Sayangnya, fakta yang ada justru sebaliknya. Penyelundupan masih tetap terjadi bahkan dimulai dari ranah formal atau pemilihan perusahaan pengekspor benih lobster.
"Dari sisi protes pada rapat 22 september, kita kagetnya dua. Pertama ekspor baby lobster untuk menekan penyelundupan. Faktanya penyelundupan tetap terjadi. Ada dua, informal cultural dan formal," terang Dedi Mulyadi.
"Penyelundupan formal itu yang dilakukan 14 perusahaan. Dokumen jumlahnya sekian, barang yang dikirim sekian karena melihat sudah dibuat ruang yang logis, memiliki dasar hukum yang kuat. 14 perusahaan ini kebangetan.
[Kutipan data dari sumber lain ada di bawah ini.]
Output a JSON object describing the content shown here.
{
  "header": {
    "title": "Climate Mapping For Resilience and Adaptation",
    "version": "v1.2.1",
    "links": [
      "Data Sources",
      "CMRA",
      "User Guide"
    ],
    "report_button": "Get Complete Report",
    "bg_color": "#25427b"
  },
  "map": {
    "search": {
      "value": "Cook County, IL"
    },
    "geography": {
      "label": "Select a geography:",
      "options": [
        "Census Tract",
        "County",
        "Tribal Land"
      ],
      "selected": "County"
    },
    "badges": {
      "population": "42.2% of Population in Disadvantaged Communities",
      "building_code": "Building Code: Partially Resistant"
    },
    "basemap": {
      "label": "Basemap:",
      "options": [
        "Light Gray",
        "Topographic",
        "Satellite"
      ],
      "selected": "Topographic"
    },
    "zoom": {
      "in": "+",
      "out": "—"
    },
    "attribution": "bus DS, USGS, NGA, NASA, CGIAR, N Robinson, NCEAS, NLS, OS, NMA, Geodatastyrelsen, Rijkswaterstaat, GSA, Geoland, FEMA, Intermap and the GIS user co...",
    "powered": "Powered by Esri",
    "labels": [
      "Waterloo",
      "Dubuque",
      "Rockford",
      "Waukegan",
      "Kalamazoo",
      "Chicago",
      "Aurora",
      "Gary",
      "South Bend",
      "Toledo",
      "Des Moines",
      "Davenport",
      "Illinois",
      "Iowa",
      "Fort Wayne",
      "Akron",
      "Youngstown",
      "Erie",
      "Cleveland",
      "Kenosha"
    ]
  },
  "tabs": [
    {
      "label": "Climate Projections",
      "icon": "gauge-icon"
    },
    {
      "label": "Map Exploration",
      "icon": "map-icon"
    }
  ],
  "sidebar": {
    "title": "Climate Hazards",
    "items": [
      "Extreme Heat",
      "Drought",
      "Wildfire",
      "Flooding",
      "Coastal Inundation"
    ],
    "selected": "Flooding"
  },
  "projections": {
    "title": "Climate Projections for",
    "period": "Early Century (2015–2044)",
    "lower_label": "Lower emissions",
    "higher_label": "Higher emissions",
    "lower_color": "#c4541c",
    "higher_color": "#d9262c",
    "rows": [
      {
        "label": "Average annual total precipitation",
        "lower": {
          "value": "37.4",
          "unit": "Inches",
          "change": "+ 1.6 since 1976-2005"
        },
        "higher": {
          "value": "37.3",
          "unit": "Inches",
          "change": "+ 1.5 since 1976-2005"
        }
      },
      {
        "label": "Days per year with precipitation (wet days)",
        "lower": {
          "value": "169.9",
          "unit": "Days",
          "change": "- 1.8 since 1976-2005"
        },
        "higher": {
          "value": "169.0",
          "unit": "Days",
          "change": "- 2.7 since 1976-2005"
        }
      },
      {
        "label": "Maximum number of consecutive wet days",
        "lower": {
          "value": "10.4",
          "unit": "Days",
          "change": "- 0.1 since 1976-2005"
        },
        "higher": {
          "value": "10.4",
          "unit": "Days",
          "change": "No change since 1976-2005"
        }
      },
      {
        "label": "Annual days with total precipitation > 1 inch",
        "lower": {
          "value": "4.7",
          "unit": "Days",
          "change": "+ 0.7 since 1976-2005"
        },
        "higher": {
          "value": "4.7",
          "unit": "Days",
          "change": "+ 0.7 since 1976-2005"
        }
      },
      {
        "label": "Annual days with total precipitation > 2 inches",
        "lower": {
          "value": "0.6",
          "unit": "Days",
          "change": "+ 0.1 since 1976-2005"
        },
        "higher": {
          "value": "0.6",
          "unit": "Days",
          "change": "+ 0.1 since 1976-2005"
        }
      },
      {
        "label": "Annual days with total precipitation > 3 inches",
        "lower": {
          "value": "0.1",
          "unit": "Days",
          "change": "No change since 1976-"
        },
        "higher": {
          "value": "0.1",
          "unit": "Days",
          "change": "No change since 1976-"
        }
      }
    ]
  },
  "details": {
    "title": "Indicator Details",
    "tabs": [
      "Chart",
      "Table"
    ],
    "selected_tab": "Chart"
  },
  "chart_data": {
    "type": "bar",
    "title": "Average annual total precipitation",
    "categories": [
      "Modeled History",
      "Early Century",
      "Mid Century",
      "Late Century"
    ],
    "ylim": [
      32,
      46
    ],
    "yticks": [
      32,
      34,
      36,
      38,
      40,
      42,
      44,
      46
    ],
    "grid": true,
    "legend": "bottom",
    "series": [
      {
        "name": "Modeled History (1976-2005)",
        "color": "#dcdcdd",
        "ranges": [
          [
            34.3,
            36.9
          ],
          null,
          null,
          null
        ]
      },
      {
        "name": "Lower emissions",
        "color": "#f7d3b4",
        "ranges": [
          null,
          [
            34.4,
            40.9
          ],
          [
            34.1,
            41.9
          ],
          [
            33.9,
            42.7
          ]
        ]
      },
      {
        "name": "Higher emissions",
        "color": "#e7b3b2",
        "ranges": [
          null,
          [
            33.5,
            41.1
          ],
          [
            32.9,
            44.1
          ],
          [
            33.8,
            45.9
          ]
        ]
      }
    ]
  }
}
Makanya kami cabut izinnya," lanjutnya.
Dedi Mulyadi kemudian menyinggung Vietnam yang menjadi kompetitor Indonesia dalam hal ekspor benih lobster.
"Vietnam kompetitor kita dalam produksi produk perikanan. Nah dia punya teknologi tapi tidak punya benih. Oleh kita dikirimi benih dalam legal maupun ilegal. Apa dampaknya? Vietnam ekspornya melonjak tajam," tukas Dedi Mulyadi.